QUESTA SI’ E’ UNA NOVITA’ IN VATICANO. C’E’ UN ABORTISTA ALLA PONTIFICIA ACCADEMA PER LA VITA.

MARCO TOSATTI

La Pontificia Accademia per la Vita ha da ieri quarantacinque nuovi membri ordinari. La cosa straordinaria è che uno di questi, il professore Nigel Biggar, è abortista. Secondo quanto riporta il Catholic Heraldinsegna ad Oxford, dove è Regius Professor of Moral and Pastoral Theology. In dialogo con il filosofo Peter Singer, nel 2011, secondo quanto ha scritto la rivista Standpoint, Biggar ha detto: “Sarei propenso a tracciare una linea per l’aborto a diciotto settimane dopo il concepimento, che è più o meno il primo periodo in cui c’è qualche evidenza di attività cerebrale, e quindi di coscienza. In termini di mantenere un forte impegno sociale a conservare la vita umana in forme limitate, e in termini di non diventare troppo casual per ciò che riguarda la vita umana, abbiamo bisogno di tracciare una linea in maniera molto conservative”.

Per giustificare quella che comunque sembra una palese contraddizione, fra difendere la vita umana, e decidere di eliminarla, Biggar ha detto: “Non è chiaro che un feto umano sia dello stesso tipo di cosa come un adulto o un essere umano maturo, e quindi meriti lo stesso trattamento.
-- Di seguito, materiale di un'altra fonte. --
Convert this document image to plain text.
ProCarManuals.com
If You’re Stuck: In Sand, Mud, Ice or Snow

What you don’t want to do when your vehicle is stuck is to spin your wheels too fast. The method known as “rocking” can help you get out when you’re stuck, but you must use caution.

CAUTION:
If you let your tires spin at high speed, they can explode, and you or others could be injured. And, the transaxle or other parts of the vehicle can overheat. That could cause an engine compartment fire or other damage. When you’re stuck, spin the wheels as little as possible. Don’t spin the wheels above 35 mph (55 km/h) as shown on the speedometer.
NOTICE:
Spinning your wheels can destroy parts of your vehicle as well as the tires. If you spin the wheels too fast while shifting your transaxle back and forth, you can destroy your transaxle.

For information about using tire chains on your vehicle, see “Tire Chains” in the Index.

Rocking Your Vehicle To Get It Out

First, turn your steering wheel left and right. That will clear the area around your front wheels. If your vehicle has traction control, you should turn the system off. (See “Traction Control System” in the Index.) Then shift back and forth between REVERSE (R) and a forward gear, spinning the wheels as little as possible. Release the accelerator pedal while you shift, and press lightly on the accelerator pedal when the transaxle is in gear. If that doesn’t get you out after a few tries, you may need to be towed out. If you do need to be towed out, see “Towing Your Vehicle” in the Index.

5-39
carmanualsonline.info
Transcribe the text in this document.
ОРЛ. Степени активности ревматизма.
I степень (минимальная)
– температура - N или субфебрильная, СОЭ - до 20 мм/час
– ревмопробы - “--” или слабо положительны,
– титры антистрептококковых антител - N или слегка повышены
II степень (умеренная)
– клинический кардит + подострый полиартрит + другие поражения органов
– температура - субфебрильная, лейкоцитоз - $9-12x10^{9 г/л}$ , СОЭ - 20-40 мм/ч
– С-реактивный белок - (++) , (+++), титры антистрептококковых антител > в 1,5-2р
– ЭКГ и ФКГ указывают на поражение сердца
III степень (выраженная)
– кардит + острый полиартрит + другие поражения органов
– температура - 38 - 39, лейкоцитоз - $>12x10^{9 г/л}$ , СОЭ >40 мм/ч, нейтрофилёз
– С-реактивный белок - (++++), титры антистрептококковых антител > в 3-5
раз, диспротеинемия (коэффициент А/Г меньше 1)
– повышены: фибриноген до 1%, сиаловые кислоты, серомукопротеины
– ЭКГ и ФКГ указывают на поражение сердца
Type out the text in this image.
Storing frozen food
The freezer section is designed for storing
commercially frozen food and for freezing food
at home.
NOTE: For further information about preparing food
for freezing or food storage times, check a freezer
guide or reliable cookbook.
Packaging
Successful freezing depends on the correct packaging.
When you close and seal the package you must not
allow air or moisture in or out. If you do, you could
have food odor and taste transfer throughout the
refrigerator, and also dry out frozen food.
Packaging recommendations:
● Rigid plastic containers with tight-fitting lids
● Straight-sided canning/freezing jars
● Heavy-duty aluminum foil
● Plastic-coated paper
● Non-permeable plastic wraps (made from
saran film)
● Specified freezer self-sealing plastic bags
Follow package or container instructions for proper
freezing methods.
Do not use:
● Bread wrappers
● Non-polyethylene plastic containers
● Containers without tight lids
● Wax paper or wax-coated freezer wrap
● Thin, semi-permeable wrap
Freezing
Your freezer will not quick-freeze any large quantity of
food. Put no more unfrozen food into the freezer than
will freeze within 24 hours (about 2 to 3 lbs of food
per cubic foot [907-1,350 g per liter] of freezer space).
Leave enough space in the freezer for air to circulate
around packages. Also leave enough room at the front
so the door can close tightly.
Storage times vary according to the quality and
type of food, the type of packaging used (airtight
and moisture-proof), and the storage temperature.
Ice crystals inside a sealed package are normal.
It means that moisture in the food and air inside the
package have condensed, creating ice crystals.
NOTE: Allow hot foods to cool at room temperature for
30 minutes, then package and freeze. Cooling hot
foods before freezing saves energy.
Allora diventa un problema di dove tracciare la linea, e non c’è nessuna ragione assolutamente cogente di tracciarla in un posto piuttosto che in un altro”.

Personalmente trovo che per essere qualcuno che insegna ad Oxford questa dichiarazione non sia uno sfoggio eccezionale né di semplice logica, né di scienza. Ma ciascuno è libero di non essere consequenziale in quello che dice e fa.

Non si capisce però che cosa ci faccia nella Pontificia Accademia per la Vita una persona che propone l’aborto alla diciottesima settimana, che corrisponde al quinto mese; potete trovare alcuni dettagli sulla situazione dell’essere umano al quinto mese su questo sito, che non è un sito pro-life, ma uno dei soliti di informazione generale frequentato da chi sta per avere un bambino.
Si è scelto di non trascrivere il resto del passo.